The Apple Farm staff regularly visits farmers markets, said Smeets, “and I have a couple of farmers who deal with us directly.”

As such, the restaurant is able to source the vast majority of its produce locally, as well as getting “grass-fed beef from Hearst Ranch and local fish from Central Coast Seafood.”

In a grand celebration of seasonal and local, Apple Farm is again joining with the other BHC properties in their third annual “Ode to Tomatoes.” The monthlong event features special dinner menus and occasions at all the restaurants, including a Bloody Mary Contest.

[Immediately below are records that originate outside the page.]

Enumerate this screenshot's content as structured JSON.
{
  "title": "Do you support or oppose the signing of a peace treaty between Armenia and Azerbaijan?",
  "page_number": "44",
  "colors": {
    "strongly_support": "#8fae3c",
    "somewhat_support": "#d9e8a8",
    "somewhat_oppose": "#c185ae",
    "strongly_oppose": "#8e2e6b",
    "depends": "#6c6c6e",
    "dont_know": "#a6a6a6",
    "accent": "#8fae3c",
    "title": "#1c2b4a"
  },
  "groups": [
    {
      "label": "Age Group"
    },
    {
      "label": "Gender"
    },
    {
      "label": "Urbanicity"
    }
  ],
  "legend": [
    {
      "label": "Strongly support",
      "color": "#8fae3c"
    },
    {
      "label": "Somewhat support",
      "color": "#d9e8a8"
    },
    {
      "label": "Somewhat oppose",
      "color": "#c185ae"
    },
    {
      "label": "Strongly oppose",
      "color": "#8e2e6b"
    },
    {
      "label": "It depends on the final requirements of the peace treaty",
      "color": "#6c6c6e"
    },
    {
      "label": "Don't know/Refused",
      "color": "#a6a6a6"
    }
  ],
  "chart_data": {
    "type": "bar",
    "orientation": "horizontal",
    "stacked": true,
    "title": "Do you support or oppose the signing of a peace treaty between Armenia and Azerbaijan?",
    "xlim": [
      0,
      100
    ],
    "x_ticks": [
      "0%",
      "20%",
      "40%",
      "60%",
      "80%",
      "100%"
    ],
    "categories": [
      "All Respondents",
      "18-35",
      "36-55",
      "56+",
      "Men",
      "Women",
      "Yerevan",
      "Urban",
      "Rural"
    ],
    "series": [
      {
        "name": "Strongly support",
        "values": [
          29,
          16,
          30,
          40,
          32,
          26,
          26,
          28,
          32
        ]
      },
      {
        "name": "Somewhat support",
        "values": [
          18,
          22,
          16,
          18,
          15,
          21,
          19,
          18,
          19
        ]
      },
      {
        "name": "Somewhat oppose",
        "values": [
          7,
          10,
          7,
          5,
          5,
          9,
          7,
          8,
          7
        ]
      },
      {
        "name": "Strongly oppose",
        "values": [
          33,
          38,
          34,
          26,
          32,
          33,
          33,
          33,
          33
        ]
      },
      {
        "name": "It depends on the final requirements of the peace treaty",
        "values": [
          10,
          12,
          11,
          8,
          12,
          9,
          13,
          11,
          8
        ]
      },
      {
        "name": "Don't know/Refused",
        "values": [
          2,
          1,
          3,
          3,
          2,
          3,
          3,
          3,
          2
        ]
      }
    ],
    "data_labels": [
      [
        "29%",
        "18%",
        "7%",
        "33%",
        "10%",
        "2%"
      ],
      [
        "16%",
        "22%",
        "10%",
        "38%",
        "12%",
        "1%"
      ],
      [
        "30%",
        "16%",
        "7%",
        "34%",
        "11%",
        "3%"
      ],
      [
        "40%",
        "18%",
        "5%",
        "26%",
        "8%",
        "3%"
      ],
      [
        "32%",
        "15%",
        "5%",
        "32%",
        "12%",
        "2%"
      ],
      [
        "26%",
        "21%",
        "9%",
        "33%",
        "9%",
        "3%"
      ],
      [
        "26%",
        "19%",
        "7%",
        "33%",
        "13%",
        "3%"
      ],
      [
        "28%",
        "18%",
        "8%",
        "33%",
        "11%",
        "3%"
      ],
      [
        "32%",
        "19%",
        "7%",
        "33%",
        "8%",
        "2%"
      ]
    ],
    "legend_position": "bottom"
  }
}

At Apple Farm, Smeets has created a savory menu showcasing heirloom tomatoes and a complementary array of basils such as Thai, opal and lemon.

For dessert, Chef Willie has added her touch with a decadent candied green tomato, Chèvre and shortbread cheesecake.

Starters for the “Ode” menu include a vibrant Sungold gazpacho with green Zebra sorbet (the regular menu also features a caprese salad with three different color tomatoes and housemade mozzarella).

The tomato-centric entrées range from a surprisingly delicate oxtail ravioli with Beefsteak tomato sauce, to a crispy duck confit with risotto-stuffed yellow Valencia tomato, to California halibut with Purple Cherokee tomatoes.

“I’m really just trying to think about what a farmer would make if he were a chef,” said Smeets. “Use simple flavors and stay true to the ingredient that you’re using, especially with heirloom tomatoes. They’re so versatile that you can’t go wrong with that approach.”